Furthermore, golang machine learning includes a variety of tools that aid data scientists and programmers in making the development process easier and more efficient. These tools include:
Gofmt: It automatically formats your Go code, greatly improving readability.
Gorun: This tool is used to add a 'bang line' to source code in order to run it, or to explicitly execute a code file that is comparable to it. When experimenting with Python code, Go developers typically utilize it.
Goget: The Goget utility downloads GitHub libraries and saves them to your GoPath for easy integration into your app project.
Godoc: a tool for parsing Go source code, including comments, and generating HTML or plain text documentation. The generated documentation is intimately related to the codes it covers and maybe explored with a single click.
Can I Use Golang for Data Science?
When talking about data science to develop neural networks, the first few names that come to mind are Java, Python, C++, Swift, SQL, and JavaScript.
However, the field of data science is not restricted to these languages.
Other open-source programming languages are gradually but steadily climbing the list of the top open-source programming languages.
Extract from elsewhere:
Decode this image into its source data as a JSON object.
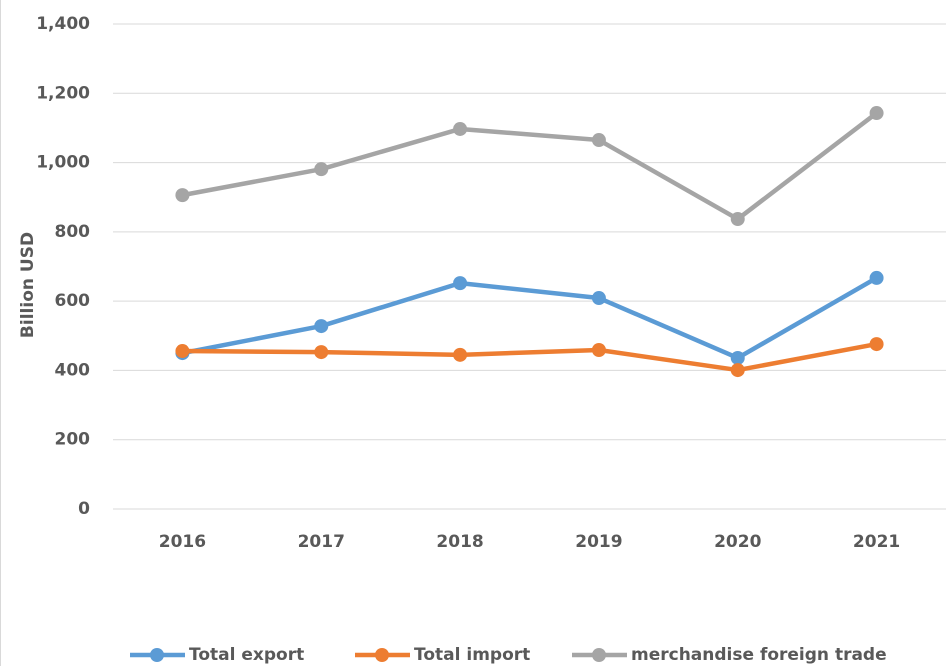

The Go programming language is one such language that is swiftly becoming a developer's data frame structure choice.
Final Thought
To summarize, the Go programming language or Go syntax is an excellent language for developing a Machine Learning pipeline; among its many advantages is its intuitiveness. On the disadvantage, Golang's machine language is smaller than Python's.
This makes troubleshooting difficult, and automated distinction may be annoying. Furthermore, many of Go's packages lack GPU support, slowing down the AI development process.
Not only that but there is a little interchange with various sorts of machine language-related software. For example, the GoLearn pack includes its own Dataframe "Instance" class, which may or may not be compatible with GoTA's DataFrame object or even GoNum's class. Another example is the programming language created by the machine learning library.
Nonetheless, they compensate for this with parallelism and incredible speed; while not yet there, they have the potential to replace Python in ML applications. However, it appears to be underutilized in terms of user counts. This machine language's adoption looks to be slower than that of its competitors.